Ramsey Panel To Hear From Public On Stadium Tax
NEW BRIGHTON, Minn. (AP) -- Karen Berg, who lives next door to the site of a billion-dollar NFL stadium proposed by the Minnesota Vikings, isn't sure she wants it in her backyard. But Berg knows for sure she wants to be able to vote on whether her own taxes should go up to help pay for it.
Dozens or people lined up Wednesday to testify at a public hearing of the Ramsey County Charter Commission, an obscure panel with the unlikely power to throw a major obstacle in the Vikings' stadium dreams. The commission could call a countywide vote on a half-cent sales tax increase to pay for a portion of the $1 billion stadium.
The charter commission won't decide until November whether to call the vote. But passions already were running high at the first of two public hearings, with residents wearing stickers labeled "Let the people vote" sharing the hearing room with many team supporter decked out in their Vikings purple.
Berg wasn't sure if she'd address the crowd, but said she has many questions about the plan. "It just seems like it'd make more sense to put it in Minneapolis when they have the restaurants, the hotels, the roads, everything," she said.

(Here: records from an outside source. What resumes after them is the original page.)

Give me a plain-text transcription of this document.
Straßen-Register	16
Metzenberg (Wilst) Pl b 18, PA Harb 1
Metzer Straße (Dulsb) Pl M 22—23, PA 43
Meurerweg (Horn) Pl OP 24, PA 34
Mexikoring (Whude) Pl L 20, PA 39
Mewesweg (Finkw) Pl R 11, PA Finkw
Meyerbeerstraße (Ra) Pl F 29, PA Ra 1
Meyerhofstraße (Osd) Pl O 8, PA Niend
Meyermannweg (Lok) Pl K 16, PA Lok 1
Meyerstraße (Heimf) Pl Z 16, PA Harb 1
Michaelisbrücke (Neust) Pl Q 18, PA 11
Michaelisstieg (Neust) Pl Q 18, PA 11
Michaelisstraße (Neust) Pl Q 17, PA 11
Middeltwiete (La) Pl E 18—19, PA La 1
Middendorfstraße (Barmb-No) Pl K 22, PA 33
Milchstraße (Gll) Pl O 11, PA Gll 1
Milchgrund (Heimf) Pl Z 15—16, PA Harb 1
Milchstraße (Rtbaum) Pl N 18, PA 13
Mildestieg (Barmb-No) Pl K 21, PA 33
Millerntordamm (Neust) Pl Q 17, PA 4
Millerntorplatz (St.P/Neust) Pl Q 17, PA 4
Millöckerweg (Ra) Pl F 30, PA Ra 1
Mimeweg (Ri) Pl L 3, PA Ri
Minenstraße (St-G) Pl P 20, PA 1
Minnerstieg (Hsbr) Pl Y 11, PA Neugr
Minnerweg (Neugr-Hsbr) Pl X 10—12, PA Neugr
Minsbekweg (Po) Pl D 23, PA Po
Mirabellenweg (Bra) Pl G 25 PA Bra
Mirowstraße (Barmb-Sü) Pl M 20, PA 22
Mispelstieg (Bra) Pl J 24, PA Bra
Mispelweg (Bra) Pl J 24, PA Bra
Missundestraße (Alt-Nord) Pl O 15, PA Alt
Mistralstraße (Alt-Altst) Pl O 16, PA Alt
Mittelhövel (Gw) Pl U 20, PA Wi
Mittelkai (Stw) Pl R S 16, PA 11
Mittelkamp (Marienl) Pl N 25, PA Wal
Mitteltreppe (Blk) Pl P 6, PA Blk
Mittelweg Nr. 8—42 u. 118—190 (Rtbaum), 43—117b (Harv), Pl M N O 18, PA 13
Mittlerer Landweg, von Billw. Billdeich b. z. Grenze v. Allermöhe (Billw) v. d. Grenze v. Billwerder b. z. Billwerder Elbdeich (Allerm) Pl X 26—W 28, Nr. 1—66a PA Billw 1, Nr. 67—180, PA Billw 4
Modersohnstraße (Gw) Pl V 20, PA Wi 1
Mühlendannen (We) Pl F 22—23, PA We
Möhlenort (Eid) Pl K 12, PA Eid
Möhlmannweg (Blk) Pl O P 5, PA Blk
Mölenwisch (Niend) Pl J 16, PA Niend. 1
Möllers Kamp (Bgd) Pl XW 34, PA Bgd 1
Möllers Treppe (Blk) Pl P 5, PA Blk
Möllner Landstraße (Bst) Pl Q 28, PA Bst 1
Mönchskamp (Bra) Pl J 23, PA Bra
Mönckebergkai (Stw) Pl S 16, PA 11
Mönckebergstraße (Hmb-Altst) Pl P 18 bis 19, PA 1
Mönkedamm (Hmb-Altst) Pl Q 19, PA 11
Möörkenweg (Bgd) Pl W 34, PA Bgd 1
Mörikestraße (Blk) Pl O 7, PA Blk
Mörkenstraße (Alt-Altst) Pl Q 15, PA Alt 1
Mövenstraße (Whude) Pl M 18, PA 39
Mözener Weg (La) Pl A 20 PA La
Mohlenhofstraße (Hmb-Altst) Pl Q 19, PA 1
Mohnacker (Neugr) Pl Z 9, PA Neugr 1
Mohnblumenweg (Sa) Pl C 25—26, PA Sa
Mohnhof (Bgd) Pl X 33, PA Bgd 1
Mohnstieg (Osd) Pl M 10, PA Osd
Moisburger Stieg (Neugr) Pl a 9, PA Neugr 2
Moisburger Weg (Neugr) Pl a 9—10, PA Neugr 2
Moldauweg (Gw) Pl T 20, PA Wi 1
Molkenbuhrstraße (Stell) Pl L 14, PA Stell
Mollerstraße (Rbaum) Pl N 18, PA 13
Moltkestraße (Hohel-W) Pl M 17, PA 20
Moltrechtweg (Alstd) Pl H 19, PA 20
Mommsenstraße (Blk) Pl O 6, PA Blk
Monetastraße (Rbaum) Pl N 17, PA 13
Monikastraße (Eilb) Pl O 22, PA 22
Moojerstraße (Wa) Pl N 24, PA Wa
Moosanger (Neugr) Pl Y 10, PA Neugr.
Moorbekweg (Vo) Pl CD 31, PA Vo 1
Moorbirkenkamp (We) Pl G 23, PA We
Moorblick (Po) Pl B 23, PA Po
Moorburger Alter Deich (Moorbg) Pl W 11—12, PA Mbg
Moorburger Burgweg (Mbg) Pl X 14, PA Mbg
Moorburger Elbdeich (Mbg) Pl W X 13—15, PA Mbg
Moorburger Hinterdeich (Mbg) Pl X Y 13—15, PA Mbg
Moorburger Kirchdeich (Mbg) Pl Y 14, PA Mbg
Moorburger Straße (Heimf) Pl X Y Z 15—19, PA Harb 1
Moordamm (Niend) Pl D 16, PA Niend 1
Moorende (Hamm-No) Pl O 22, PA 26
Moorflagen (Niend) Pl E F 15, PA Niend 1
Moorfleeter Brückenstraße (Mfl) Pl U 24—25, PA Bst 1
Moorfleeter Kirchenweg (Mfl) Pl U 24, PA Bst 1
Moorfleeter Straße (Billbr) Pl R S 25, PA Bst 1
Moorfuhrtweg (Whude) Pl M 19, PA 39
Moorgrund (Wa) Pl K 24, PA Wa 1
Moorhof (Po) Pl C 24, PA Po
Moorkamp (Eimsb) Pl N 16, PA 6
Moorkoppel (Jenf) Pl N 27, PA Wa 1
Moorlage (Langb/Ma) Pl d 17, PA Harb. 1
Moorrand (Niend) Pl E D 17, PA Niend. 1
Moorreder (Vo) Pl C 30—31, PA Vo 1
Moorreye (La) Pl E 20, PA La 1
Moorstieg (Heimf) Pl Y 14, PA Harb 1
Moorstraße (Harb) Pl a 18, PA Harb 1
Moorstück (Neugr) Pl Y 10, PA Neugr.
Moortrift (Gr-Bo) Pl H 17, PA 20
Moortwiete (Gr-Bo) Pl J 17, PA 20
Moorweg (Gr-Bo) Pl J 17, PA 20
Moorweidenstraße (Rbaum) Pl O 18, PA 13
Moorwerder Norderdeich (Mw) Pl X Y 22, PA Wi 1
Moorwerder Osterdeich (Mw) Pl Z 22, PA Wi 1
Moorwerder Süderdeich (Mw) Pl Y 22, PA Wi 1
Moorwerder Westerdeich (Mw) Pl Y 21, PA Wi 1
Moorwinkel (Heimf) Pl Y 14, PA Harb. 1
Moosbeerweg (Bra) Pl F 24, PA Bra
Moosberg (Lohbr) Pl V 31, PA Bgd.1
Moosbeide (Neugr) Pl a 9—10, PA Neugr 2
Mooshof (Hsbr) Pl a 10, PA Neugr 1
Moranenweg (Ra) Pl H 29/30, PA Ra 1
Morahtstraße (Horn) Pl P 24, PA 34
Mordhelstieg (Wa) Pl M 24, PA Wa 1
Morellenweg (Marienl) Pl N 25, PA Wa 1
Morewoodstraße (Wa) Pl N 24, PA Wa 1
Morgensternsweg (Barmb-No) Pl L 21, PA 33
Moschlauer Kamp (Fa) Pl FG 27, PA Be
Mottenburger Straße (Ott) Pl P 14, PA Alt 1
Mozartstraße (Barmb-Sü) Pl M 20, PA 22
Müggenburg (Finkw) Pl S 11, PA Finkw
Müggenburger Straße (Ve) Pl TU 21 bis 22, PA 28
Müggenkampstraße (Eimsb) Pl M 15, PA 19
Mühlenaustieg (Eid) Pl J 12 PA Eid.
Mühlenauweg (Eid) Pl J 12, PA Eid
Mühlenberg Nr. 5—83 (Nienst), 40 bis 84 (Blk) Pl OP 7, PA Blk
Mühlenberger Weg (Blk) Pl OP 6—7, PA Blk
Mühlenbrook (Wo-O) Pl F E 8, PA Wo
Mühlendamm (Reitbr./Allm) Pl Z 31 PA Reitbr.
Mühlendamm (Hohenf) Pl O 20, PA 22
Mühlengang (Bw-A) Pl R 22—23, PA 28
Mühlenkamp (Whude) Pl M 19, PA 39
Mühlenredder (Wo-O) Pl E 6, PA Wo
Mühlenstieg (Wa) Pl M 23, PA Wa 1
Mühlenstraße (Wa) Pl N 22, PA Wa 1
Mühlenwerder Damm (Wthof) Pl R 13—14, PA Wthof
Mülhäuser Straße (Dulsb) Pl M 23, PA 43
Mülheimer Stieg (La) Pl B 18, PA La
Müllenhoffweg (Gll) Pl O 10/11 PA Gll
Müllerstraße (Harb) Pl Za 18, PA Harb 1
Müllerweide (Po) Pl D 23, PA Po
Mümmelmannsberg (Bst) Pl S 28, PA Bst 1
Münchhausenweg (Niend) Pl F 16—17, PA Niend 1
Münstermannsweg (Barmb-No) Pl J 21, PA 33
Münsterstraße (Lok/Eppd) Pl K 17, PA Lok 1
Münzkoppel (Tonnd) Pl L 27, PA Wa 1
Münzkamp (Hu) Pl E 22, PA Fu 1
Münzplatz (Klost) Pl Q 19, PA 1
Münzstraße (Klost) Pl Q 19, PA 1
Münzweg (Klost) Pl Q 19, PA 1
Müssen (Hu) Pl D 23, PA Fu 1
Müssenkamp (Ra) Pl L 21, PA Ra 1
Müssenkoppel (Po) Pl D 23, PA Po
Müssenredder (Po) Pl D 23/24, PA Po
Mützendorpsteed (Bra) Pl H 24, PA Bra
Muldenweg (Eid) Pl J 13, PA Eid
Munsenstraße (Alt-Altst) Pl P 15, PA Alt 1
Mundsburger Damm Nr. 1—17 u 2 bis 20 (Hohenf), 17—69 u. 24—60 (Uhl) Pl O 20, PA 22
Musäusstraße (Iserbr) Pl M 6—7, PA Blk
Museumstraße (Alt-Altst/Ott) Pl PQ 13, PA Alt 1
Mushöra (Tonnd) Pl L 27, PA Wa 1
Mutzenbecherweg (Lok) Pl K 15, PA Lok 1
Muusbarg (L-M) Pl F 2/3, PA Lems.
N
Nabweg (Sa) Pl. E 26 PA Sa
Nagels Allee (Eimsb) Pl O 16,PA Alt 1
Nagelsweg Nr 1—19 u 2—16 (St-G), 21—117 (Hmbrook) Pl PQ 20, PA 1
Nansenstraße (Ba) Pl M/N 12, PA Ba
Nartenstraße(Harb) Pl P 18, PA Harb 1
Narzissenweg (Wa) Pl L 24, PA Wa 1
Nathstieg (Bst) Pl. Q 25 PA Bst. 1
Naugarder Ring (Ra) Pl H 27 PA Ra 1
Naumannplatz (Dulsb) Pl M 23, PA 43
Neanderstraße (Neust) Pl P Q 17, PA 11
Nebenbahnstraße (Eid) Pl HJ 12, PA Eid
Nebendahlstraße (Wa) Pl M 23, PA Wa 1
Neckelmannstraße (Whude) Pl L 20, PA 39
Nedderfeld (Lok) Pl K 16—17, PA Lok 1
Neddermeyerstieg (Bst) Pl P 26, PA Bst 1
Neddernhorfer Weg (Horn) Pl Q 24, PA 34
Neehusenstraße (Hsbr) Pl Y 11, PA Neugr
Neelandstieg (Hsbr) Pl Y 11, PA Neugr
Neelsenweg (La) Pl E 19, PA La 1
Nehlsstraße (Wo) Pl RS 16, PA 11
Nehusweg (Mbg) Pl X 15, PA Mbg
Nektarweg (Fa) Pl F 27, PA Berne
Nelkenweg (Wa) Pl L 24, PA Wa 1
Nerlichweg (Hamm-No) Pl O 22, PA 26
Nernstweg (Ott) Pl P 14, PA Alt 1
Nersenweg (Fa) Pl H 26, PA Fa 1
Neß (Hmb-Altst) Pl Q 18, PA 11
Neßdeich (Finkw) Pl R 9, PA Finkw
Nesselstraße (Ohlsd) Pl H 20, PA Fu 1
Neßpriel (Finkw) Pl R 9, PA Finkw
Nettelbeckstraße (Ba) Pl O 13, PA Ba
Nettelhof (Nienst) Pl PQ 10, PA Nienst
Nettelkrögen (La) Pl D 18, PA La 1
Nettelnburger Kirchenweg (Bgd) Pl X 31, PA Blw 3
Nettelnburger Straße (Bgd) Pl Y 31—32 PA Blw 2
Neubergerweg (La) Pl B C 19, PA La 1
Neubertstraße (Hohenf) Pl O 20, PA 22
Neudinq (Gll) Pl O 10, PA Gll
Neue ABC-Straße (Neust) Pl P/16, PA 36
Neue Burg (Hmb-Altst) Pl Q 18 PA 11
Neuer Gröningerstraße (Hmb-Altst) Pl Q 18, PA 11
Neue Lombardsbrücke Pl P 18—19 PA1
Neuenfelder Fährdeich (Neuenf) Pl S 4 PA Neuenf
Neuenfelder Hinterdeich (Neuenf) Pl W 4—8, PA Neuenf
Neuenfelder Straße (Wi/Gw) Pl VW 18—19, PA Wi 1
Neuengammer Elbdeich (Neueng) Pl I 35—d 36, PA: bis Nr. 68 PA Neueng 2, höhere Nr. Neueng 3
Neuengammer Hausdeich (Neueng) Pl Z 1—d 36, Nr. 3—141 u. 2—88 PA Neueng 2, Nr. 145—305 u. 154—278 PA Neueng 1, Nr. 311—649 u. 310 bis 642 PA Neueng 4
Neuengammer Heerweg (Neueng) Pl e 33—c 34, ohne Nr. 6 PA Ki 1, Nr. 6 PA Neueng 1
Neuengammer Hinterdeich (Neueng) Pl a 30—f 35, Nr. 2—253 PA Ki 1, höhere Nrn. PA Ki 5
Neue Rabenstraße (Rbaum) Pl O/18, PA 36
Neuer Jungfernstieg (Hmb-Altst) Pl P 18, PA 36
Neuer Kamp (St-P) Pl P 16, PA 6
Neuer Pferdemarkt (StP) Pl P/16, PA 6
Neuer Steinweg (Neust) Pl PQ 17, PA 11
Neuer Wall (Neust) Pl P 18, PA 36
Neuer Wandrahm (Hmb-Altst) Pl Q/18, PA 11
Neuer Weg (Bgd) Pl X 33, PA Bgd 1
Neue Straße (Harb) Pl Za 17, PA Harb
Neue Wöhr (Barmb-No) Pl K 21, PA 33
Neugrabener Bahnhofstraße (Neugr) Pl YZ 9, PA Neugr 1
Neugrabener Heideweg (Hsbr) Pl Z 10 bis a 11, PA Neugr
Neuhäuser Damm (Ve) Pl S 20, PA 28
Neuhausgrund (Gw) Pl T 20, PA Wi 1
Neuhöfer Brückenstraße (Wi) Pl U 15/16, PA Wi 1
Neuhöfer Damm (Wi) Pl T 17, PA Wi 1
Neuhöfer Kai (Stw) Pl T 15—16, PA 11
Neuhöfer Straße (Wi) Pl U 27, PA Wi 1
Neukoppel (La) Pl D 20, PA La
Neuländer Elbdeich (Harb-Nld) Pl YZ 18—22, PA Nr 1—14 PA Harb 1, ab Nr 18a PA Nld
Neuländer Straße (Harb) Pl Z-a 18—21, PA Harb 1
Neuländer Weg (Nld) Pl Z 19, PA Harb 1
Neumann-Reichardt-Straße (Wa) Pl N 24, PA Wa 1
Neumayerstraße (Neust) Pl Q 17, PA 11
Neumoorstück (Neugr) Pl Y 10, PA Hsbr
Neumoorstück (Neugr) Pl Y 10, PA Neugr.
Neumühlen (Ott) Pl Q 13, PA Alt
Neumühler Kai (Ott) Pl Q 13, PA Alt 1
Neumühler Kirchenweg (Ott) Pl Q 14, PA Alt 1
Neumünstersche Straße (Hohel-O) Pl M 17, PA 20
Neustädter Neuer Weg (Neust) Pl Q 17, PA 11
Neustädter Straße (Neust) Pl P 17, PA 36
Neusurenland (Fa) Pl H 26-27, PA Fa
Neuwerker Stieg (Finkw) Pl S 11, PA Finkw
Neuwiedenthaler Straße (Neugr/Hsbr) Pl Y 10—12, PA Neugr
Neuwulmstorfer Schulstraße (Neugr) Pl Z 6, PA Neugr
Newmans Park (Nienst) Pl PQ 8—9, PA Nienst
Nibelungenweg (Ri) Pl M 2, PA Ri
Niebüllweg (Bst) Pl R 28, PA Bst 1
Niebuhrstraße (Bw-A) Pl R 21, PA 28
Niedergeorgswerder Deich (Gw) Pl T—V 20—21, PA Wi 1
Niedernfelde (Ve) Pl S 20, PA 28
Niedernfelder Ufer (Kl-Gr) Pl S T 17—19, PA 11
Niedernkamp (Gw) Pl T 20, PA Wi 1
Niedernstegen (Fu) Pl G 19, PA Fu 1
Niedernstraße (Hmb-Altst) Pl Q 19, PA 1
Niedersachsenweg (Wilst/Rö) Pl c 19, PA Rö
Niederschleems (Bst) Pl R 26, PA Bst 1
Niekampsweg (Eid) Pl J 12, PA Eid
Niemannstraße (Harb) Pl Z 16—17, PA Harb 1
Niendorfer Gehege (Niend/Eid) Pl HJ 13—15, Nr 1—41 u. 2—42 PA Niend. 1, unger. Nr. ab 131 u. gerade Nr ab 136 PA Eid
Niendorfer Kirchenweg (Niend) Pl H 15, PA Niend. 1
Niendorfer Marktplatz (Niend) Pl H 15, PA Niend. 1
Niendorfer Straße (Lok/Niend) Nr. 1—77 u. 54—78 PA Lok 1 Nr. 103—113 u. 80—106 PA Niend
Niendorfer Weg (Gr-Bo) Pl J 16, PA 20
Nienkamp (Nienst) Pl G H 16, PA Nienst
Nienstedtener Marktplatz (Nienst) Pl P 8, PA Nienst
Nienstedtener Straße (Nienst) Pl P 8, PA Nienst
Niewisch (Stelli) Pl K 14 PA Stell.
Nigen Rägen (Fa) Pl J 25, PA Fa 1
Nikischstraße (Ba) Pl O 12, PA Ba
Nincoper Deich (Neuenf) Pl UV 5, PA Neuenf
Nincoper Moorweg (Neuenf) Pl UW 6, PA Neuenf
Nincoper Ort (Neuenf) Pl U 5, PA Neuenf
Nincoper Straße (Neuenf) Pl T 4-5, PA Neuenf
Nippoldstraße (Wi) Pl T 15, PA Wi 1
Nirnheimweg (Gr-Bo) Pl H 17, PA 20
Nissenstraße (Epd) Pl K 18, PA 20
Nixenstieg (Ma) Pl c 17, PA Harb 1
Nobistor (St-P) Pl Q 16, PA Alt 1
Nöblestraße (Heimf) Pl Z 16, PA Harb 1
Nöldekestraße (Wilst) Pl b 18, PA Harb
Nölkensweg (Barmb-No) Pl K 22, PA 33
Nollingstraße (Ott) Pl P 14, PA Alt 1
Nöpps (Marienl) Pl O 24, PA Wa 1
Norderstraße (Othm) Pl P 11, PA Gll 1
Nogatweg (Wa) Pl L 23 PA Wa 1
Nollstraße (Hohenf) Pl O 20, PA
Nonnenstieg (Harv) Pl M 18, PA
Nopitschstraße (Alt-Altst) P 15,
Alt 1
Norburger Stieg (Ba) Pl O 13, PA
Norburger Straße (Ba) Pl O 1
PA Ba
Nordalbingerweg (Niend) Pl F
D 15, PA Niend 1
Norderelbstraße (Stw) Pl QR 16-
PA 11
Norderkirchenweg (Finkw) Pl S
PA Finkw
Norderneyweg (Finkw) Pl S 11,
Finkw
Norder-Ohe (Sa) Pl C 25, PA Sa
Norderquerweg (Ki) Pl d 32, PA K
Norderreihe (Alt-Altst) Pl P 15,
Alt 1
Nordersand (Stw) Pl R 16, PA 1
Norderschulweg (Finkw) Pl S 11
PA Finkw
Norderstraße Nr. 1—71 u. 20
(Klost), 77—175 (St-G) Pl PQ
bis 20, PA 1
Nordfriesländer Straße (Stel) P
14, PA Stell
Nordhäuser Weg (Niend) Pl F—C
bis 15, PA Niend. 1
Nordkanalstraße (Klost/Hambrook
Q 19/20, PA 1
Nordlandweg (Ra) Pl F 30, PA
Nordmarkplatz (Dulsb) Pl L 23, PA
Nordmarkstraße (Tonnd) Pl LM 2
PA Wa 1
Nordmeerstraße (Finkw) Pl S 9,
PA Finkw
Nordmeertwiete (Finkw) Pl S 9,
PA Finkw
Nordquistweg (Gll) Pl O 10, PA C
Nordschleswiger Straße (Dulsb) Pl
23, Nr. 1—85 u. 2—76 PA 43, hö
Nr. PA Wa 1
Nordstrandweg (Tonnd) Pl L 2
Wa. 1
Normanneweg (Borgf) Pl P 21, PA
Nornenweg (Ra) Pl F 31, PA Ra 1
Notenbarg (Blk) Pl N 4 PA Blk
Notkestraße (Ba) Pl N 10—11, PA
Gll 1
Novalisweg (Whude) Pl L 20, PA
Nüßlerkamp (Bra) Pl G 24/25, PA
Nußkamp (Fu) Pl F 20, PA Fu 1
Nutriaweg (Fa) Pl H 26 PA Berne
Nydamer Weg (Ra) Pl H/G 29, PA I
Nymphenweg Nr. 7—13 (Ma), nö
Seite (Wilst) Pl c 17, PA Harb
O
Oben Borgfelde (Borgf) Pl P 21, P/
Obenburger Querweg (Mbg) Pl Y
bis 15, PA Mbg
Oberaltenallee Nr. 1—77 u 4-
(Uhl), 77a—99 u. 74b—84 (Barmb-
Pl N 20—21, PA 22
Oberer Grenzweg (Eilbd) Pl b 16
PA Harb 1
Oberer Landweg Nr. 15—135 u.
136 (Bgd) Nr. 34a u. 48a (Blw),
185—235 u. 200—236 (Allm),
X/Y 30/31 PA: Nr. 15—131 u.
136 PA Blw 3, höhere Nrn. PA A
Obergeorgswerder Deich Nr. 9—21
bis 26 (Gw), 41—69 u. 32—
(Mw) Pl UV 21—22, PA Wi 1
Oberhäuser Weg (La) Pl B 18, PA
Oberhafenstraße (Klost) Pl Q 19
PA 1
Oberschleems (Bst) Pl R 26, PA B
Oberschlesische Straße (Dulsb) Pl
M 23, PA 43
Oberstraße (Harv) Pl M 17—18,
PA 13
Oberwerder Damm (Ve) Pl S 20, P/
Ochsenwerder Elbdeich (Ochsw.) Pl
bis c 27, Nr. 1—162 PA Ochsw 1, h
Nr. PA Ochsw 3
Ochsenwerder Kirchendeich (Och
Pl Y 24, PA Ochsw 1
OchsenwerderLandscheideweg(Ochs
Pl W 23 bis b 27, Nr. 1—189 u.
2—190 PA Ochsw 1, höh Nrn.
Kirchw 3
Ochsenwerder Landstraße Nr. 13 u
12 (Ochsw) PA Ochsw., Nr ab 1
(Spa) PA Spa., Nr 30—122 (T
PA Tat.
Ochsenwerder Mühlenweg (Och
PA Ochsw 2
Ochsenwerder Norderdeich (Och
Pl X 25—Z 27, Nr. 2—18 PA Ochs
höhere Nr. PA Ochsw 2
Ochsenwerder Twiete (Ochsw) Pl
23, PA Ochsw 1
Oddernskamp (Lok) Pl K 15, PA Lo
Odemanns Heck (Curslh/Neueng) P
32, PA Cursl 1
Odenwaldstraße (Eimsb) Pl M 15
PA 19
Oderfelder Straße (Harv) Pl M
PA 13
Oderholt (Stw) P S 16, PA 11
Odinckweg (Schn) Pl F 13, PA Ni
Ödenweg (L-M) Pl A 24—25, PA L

The proposed 0.5 percent sales tax hike in Ramsey County would raise the county's proposed $350 million share of construction on the $1.1 billion stadium proposal, with the state contributing $300 million through a package of sales taxes on sports memorabilia and other, mostly game-related spending; and the team contributing the rest, an unspecified amount likely to exceed $400 million.
The proposed amendment to Ramsey County's charter would bar a countywide sales tax for the purpose of contributing to the cost of building the stadium. Supporters of the project expect the Legislature would override that provision, as they did when Hennepin County bypassed a referendum on its own sales tax increase to help build Target Field for the Minnesota Twins.
But any referendum exemption granted by the Legislature is likely to be challenged in court. In addition, influential state lawmakers including House Speaker Kurt Zellers and Senate Majority Leader Amy Koch recently came out in favor of a Ramsey County vote on any tax hike.
If a majority of the Charter Commission supports the charter vote, it likely wouldn't be on the ballot until Nov. 2012. Stadium supporters say that delay -- and the likelihood that tax-averse voters would defeat the tax -- would together deal the proposal a fatal blow.
The current season is the last on the Vikings' lease at the Metrodome, and by calling that venue no longer profitable team officials have raised worry among fans that they could be wooed to relocate to a city like Los Angeles, currently in aggressive pursuit of a new NFL franchise.